Although I clearly do not agree with current UK macroeconomic policy, I did note at the end of a recent post that the government had taken the positive step of collecting more data on happiness. (It also deserves considerable credit for setting up the Office for Budget Responsibility, which it predecessor did not have the courage to do.) So I was interested to see a recent broadside from the Institute of Economic Affairs attacking this decision, and the whole happiness project more generally.
Their collection of essays is slightly schizophrenic. It includes papers that try and show happiness is unrelated to equality, or employment protection legislation, and is negatively related to government consumption. However other papers and the introduction also argue that happiness data is an unreliable guide to wellbeing, and that the government should not use happiness data to promote wellbeing explicitly. What is the underlying problem? Why put so much effort into criticising a few extra questions in a survey?
This is a question that the New Economics Foundation asks in a refreshingly restrained response to the IEA document. The answer they suggest is that the IEA, and many of its contributors, have a fear that happiness data will be used by governments to do things government thinks will make people happier, rather than allowing individuals themselves to decide what makes them happy.

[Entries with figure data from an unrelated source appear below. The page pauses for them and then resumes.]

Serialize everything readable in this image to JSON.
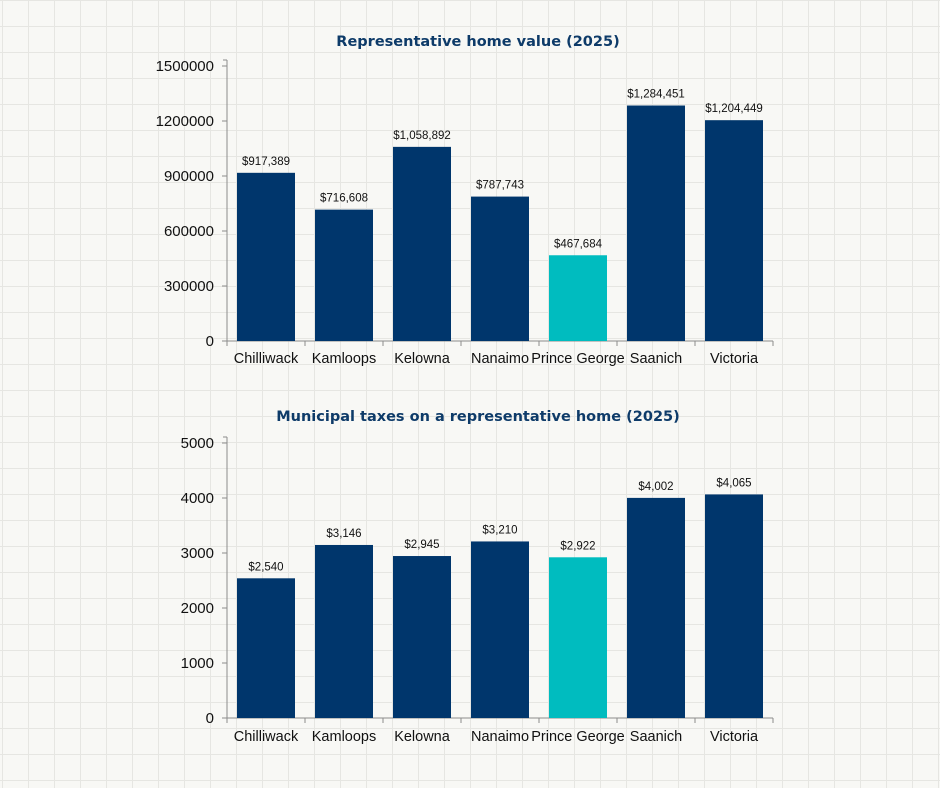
{
  "colors": {
    "bar_default": "#00366c",
    "bar_highlight": "#00bcbf"
  },
  "chart_data": [
    {
      "type": "bar",
      "title": "Representative home value (2025)",
      "categories": [
        "Chilliwack",
        "Kamloops",
        "Kelowna",
        "Nanaimo",
        "Prince George",
        "Saanich",
        "Victoria"
      ],
      "values": [
        917389,
        716608,
        1058892,
        787743,
        467684,
        1284451,
        1204449
      ],
      "data_labels": [
        "$917,389",
        "$716,608",
        "$1,058,892",
        "$787,743",
        "$467,684",
        "$1,284,451",
        "$1,204,449"
      ],
      "highlight": "Prince George",
      "ylim": [
        0,
        1500000
      ],
      "yticks": [
        0,
        300000,
        600000,
        900000,
        1200000,
        1500000
      ],
      "ytick_labels": [
        "0",
        "300000",
        "600000",
        "900000",
        "1200000",
        "1500000"
      ],
      "xlabel": "",
      "ylabel": "",
      "grid": false
    },
    {
      "type": "bar",
      "title": "Municipal taxes on a representative home (2025)",
      "categories": [
        "Chilliwack",
        "Kamloops",
        "Kelowna",
        "Nanaimo",
        "Prince George",
        "Saanich",
        "Victoria"
      ],
      "values": [
        2540,
        3146,
        2945,
        3210,
        2922,
        4002,
        4065
      ],
      "data_labels": [
        "$2,540",
        "$3,146",
        "$2,945",
        "$3,210",
        "$2,922",
        "$4,002",
        "$4,065"
      ],
      "highlight": "Prince George",
      "ylim": [
        0,
        5000
      ],
      "yticks": [
        0,
        1000,
        2000,
        3000,
        4000,
        5000
      ],
      "ytick_labels": [
        "0",
        "1000",
        "2000",
        "3000",
        "4000",
        "5000"
      ],
      "xlabel": "",
      "ylabel": "",
      "grid": false
    }
  ]
}
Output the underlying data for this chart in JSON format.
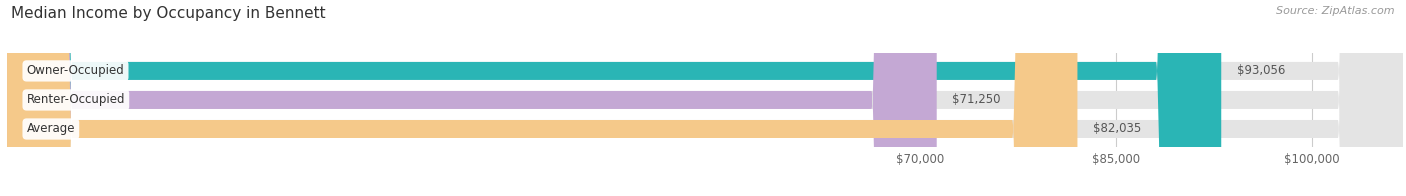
{
  "title": "Median Income by Occupancy in Bennett",
  "source": "Source: ZipAtlas.com",
  "categories": [
    "Owner-Occupied",
    "Renter-Occupied",
    "Average"
  ],
  "values": [
    93056,
    71250,
    82035
  ],
  "bar_colors": [
    "#2ab5b5",
    "#c4a8d4",
    "#f5c98a"
  ],
  "bar_labels": [
    "$93,056",
    "$71,250",
    "$82,035"
  ],
  "bar_bg_color": "#e4e4e4",
  "xlim_min": 0,
  "xlim_max": 107000,
  "xticks": [
    70000,
    85000,
    100000
  ],
  "xtick_labels": [
    "$70,000",
    "$85,000",
    "$100,000"
  ],
  "title_fontsize": 11,
  "source_fontsize": 8,
  "label_fontsize": 8.5,
  "cat_fontsize": 8.5,
  "tick_fontsize": 8.5,
  "bar_height": 0.62,
  "bg_color": "#ffffff",
  "grid_color": "#cccccc",
  "label_inside_threshold": 95000,
  "label_inside_color": "#ffffff",
  "label_outside_color": "#555555"
}
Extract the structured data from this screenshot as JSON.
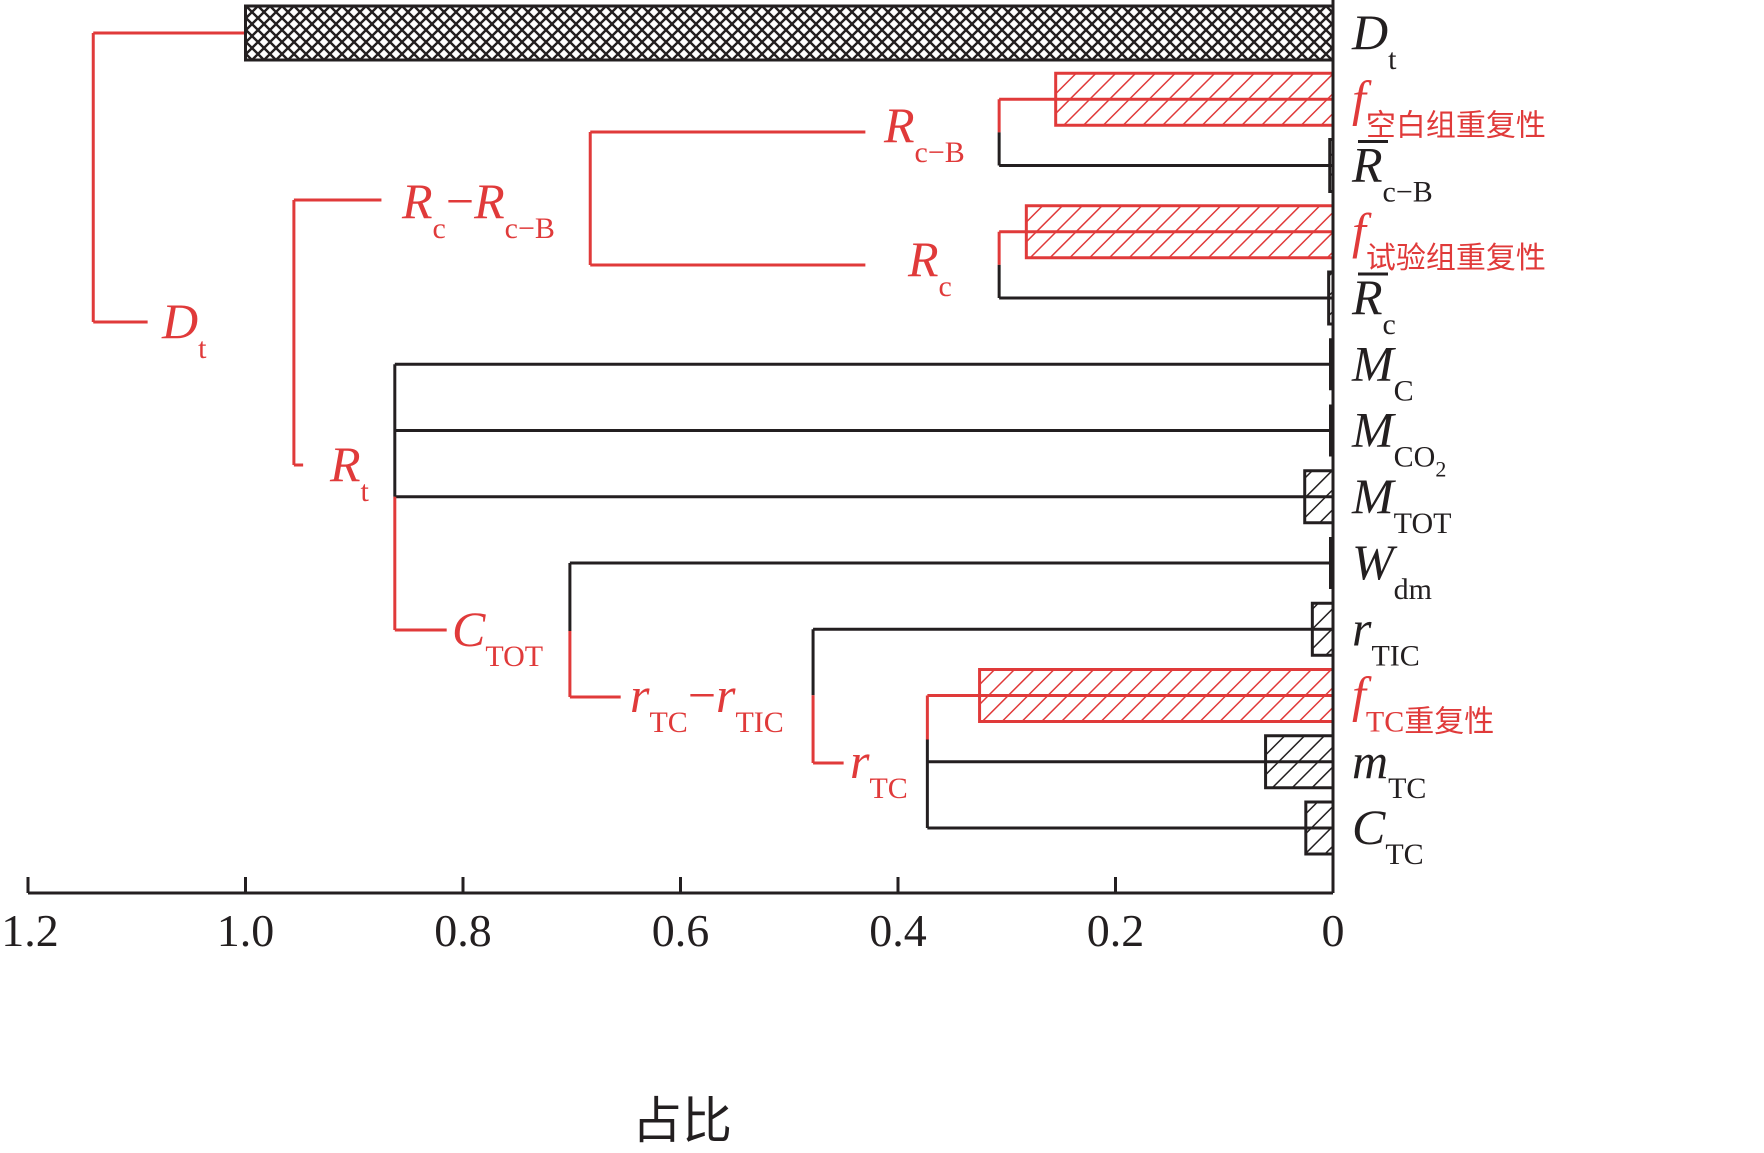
{
  "chart_data": {
    "type": "bar",
    "orientation": "horizontal",
    "xlabel": "占比",
    "xlim": [
      1.2,
      0
    ],
    "xticks": [
      "1.2",
      "1.0",
      "0.8",
      "0.6",
      "0.4",
      "0.2",
      "0"
    ],
    "grid": false,
    "legend": "none",
    "colors": {
      "highlight": "#e03a3a",
      "normal": "#231f20"
    },
    "bars": [
      {
        "key": "Dt",
        "value": 1.0,
        "color": "black",
        "pattern": "crosshatch"
      },
      {
        "key": "f_blank",
        "value": 0.255,
        "color": "red",
        "pattern": "diagonal"
      },
      {
        "key": "Rbar_cB",
        "value": 0.003,
        "color": "black",
        "pattern": "diagonal"
      },
      {
        "key": "f_test",
        "value": 0.282,
        "color": "red",
        "pattern": "diagonal"
      },
      {
        "key": "Rbar_c",
        "value": 0.004,
        "color": "black",
        "pattern": "diagonal"
      },
      {
        "key": "MC",
        "value": 0.0,
        "color": "black",
        "pattern": "diagonal"
      },
      {
        "key": "MCO2",
        "value": 0.0,
        "color": "black",
        "pattern": "diagonal"
      },
      {
        "key": "MTOT",
        "value": 0.026,
        "color": "black",
        "pattern": "diagonal"
      },
      {
        "key": "Wdm",
        "value": 0.0,
        "color": "black",
        "pattern": "diagonal"
      },
      {
        "key": "rTIC",
        "value": 0.019,
        "color": "black",
        "pattern": "diagonal"
      },
      {
        "key": "f_TC",
        "value": 0.325,
        "color": "red",
        "pattern": "diagonal"
      },
      {
        "key": "mTC",
        "value": 0.062,
        "color": "black",
        "pattern": "diagonal"
      },
      {
        "key": "CTC",
        "value": 0.025,
        "color": "black",
        "pattern": "diagonal"
      }
    ],
    "labels": {
      "Dt": {
        "main": "D",
        "sub": "t",
        "color": "black"
      },
      "f_blank": {
        "main": "f",
        "sub": "空白组重复性",
        "color": "red"
      },
      "Rbar_cB": {
        "main": "R",
        "sub": "c−B",
        "color": "black",
        "overbar": true
      },
      "f_test": {
        "main": "f",
        "sub": "试验组重复性",
        "color": "red"
      },
      "Rbar_c": {
        "main": "R",
        "sub": "c",
        "color": "black",
        "overbar": true
      },
      "MC": {
        "main": "M",
        "sub": "C",
        "color": "black"
      },
      "MCO2": {
        "main": "M",
        "sub": "CO",
        "sub2": "2",
        "color": "black"
      },
      "MTOT": {
        "main": "M",
        "sub": "TOT",
        "color": "black"
      },
      "Wdm": {
        "main": "W",
        "sub": "dm",
        "color": "black"
      },
      "rTIC": {
        "main": "r",
        "sub": "TIC",
        "color": "black"
      },
      "f_TC": {
        "main": "f",
        "sub": "TC重复性",
        "color": "red"
      },
      "mTC": {
        "main": "m",
        "sub": "TC",
        "color": "black"
      },
      "CTC": {
        "main": "C",
        "sub": "TC",
        "color": "black"
      }
    },
    "tree_nodes": [
      {
        "key": "n_Dt",
        "main": "D",
        "sub": "t",
        "value": 1.14
      },
      {
        "key": "n_RcRcB",
        "main": "R",
        "sub": "c",
        "mid": "−",
        "main2": "R",
        "sub3": "c−B",
        "value": 0.9555
      },
      {
        "key": "n_RcB",
        "main": "R",
        "sub": "c−B",
        "value": 0.307
      },
      {
        "key": "n_Rc",
        "main": "R",
        "sub": "c",
        "value": 0.307
      },
      {
        "key": "n_Rt",
        "main": "R",
        "sub": "t",
        "value": 0.8627
      },
      {
        "key": "n_CTOT",
        "main": "C",
        "sub": "TOT",
        "value": 0.8627
      },
      {
        "key": "n_rTCrTIC",
        "main": "r",
        "sub": "TC",
        "mid": "−",
        "main2": "r",
        "sub3": "TIC",
        "value": 0.7017
      },
      {
        "key": "n_rTC",
        "main": "r",
        "sub": "TC",
        "value": 0.4781
      }
    ]
  }
}
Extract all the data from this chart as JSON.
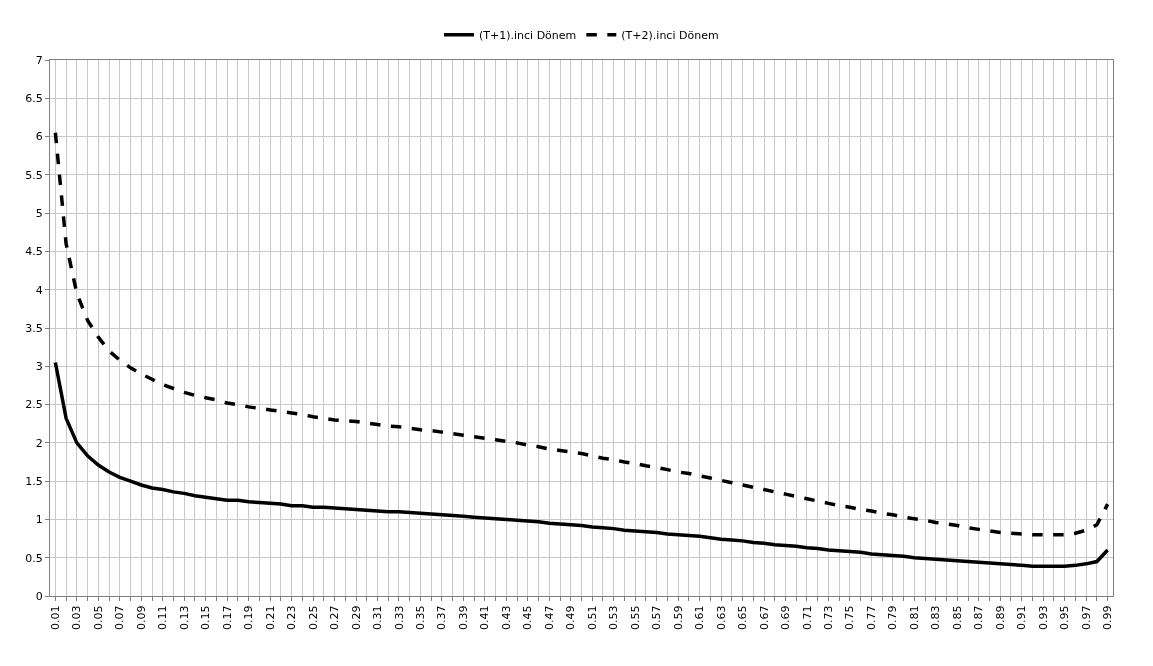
{
  "chart_data": {
    "type": "line",
    "categories": [
      "0.01",
      null,
      "0.03",
      null,
      "0.05",
      null,
      "0.07",
      null,
      "0.09",
      null,
      "0.11",
      null,
      "0.13",
      null,
      "0.15",
      null,
      "0.17",
      null,
      "0.19",
      null,
      "0.21",
      null,
      "0.23",
      null,
      "0.25",
      null,
      "0.27",
      null,
      "0.29",
      null,
      "0.31",
      null,
      "0.33",
      null,
      "0.35",
      null,
      "0.37",
      null,
      "0.39",
      null,
      "0.41",
      null,
      "0.43",
      null,
      "0.45",
      null,
      "0.47",
      null,
      "0.49",
      null,
      "0.51",
      null,
      "0.53",
      null,
      "0.55",
      null,
      "0.57",
      null,
      "0.59",
      null,
      "0.61",
      null,
      "0.63",
      null,
      "0.65",
      null,
      "0.67",
      null,
      "0.69",
      null,
      "0.71",
      null,
      "0.73",
      null,
      "0.75",
      null,
      "0.77",
      null,
      "0.79",
      null,
      "0.81",
      null,
      "0.83",
      null,
      "0.85",
      null,
      "0.87",
      null,
      "0.89",
      null,
      "0.91",
      null,
      "0.93",
      null,
      "0.95",
      null,
      "0.97",
      null,
      "0.99"
    ],
    "series": [
      {
        "name": "(T+1).inci Dönem",
        "color": "#000000",
        "line_style": "solid",
        "values": [
          3.05,
          2.32,
          2.0,
          1.83,
          1.71,
          1.62,
          1.55,
          1.5,
          1.45,
          1.41,
          1.39,
          1.36,
          1.34,
          1.31,
          1.29,
          1.27,
          1.25,
          1.25,
          1.23,
          1.22,
          1.21,
          1.2,
          1.18,
          1.18,
          1.16,
          1.16,
          1.15,
          1.14,
          1.13,
          1.12,
          1.11,
          1.1,
          1.1,
          1.09,
          1.08,
          1.07,
          1.06,
          1.05,
          1.04,
          1.03,
          1.02,
          1.01,
          1.0,
          0.99,
          0.98,
          0.97,
          0.95,
          0.94,
          0.93,
          0.92,
          0.9,
          0.89,
          0.88,
          0.86,
          0.85,
          0.84,
          0.83,
          0.81,
          0.8,
          0.79,
          0.78,
          0.76,
          0.74,
          0.73,
          0.72,
          0.7,
          0.69,
          0.67,
          0.66,
          0.65,
          0.63,
          0.62,
          0.6,
          0.59,
          0.58,
          0.57,
          0.55,
          0.54,
          0.53,
          0.52,
          0.5,
          0.49,
          0.48,
          0.47,
          0.46,
          0.45,
          0.44,
          0.43,
          0.42,
          0.41,
          0.4,
          0.39,
          0.39,
          0.39,
          0.39,
          0.4,
          0.42,
          0.45,
          0.6
        ]
      },
      {
        "name": "(T+2).inci Dönem",
        "color": "#000000",
        "line_style": "dashed",
        "values": [
          6.05,
          4.6,
          3.95,
          3.6,
          3.38,
          3.2,
          3.08,
          2.98,
          2.9,
          2.83,
          2.76,
          2.71,
          2.66,
          2.62,
          2.59,
          2.56,
          2.52,
          2.5,
          2.47,
          2.45,
          2.43,
          2.41,
          2.39,
          2.37,
          2.34,
          2.32,
          2.3,
          2.29,
          2.28,
          2.26,
          2.24,
          2.22,
          2.21,
          2.19,
          2.17,
          2.16,
          2.14,
          2.12,
          2.1,
          2.08,
          2.06,
          2.04,
          2.02,
          2.0,
          1.97,
          1.95,
          1.92,
          1.9,
          1.88,
          1.86,
          1.83,
          1.8,
          1.78,
          1.75,
          1.73,
          1.7,
          1.68,
          1.65,
          1.62,
          1.6,
          1.57,
          1.54,
          1.51,
          1.48,
          1.45,
          1.42,
          1.39,
          1.36,
          1.33,
          1.3,
          1.27,
          1.24,
          1.21,
          1.18,
          1.16,
          1.13,
          1.11,
          1.08,
          1.06,
          1.03,
          1.01,
          0.99,
          0.96,
          0.94,
          0.92,
          0.89,
          0.87,
          0.85,
          0.83,
          0.82,
          0.81,
          0.8,
          0.8,
          0.8,
          0.8,
          0.82,
          0.86,
          0.93,
          1.2
        ]
      }
    ],
    "ylim": [
      0,
      7
    ],
    "yticks": [
      0,
      0.5,
      1,
      1.5,
      2,
      2.5,
      3,
      3.5,
      4,
      4.5,
      5,
      5.5,
      6,
      6.5,
      7
    ],
    "grid": true,
    "legend": "top",
    "marker": "none"
  }
}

I am sometimes asked by students whether economics as a discipline has an ideological bias. What they often have in mind is the role of markets. My response, which I think is reasonable, is that once you get beyond the welfare theorems in Econ 101, what most economists spend their time doing is analysing market imperfections. So if you want to know what is wrong with markets, ask an economist.
However I think most economists do share one philosophical characteristic, and that is a deep distrust of paternalism. This is something I share – by and large, if it does not adversely affect other people, individuals should be allowed to make their own choices. But the by and large here is crucial. Sometimes individuals do make choices which are clearly bad for them.
This was cogently argued by Richard Thaler and Cass Sunstein in a short paper provocatively entitled ‘Libertarian Paternalism’ (American Economic Review, 2003, Vol. 93, pp. 175-9). A great deal of behavioural economics is all about departures from rationality, and these in turn can lead to people making choices that are not optimal. Thaler and Sunstein point out that sometimes government cannot avoid making decisions that influence choices. An example they give is enrolment in employment based savings plans. Should people be given the choice to opt in or opt out? What is called ‘status quo bias’ means that which happens will influence people’s choice. Given this, surely it is best for the government to choose the option that makes people better off in its judgement. The authors have subsequently developed these ideas in their book Nudge. The Economist has a nice summary of this position, and some arguments against it, here. Nudge has been very influential among policymakers, both in the UK and the US.
Decisions on whether to make savings schemes opt in or opt out, and similar nudges, seem fairly innocuous even if they are important. But what about forcing people to do things they might definitely decide otherwise not to do? Like wearing seat belts. Some economists have difficulties with making the wearing of seat belts compulsory, and regularly cite the possibility that it might encourage drivers to drive more dangerously. This belief seems fairly impervious to contrary evidence, and this post from philosopher/psychologist J.D.Trout has a justifiable go at economists as a result. The unfortunate truth is that individuals are rather bad at assessing low probability high risk events, and as a result it makes sense – at least in this case – to take away their choice. Can anyone think of a recent similar example with rather more global consequences?!
So the bad news for the IEA and similar devotees of absolute individual sovereignty is that sometimes people do systematically make bad decisions, and the state is right on those occasions to do something about it. Equally, the state is often too paternalistic, and interferes when it should not. The state can also make bad choices. Given this, the more data we have that allows us to sort out whether government is helping or meddling the better. That is why happiness data is useful, because it can help us do this.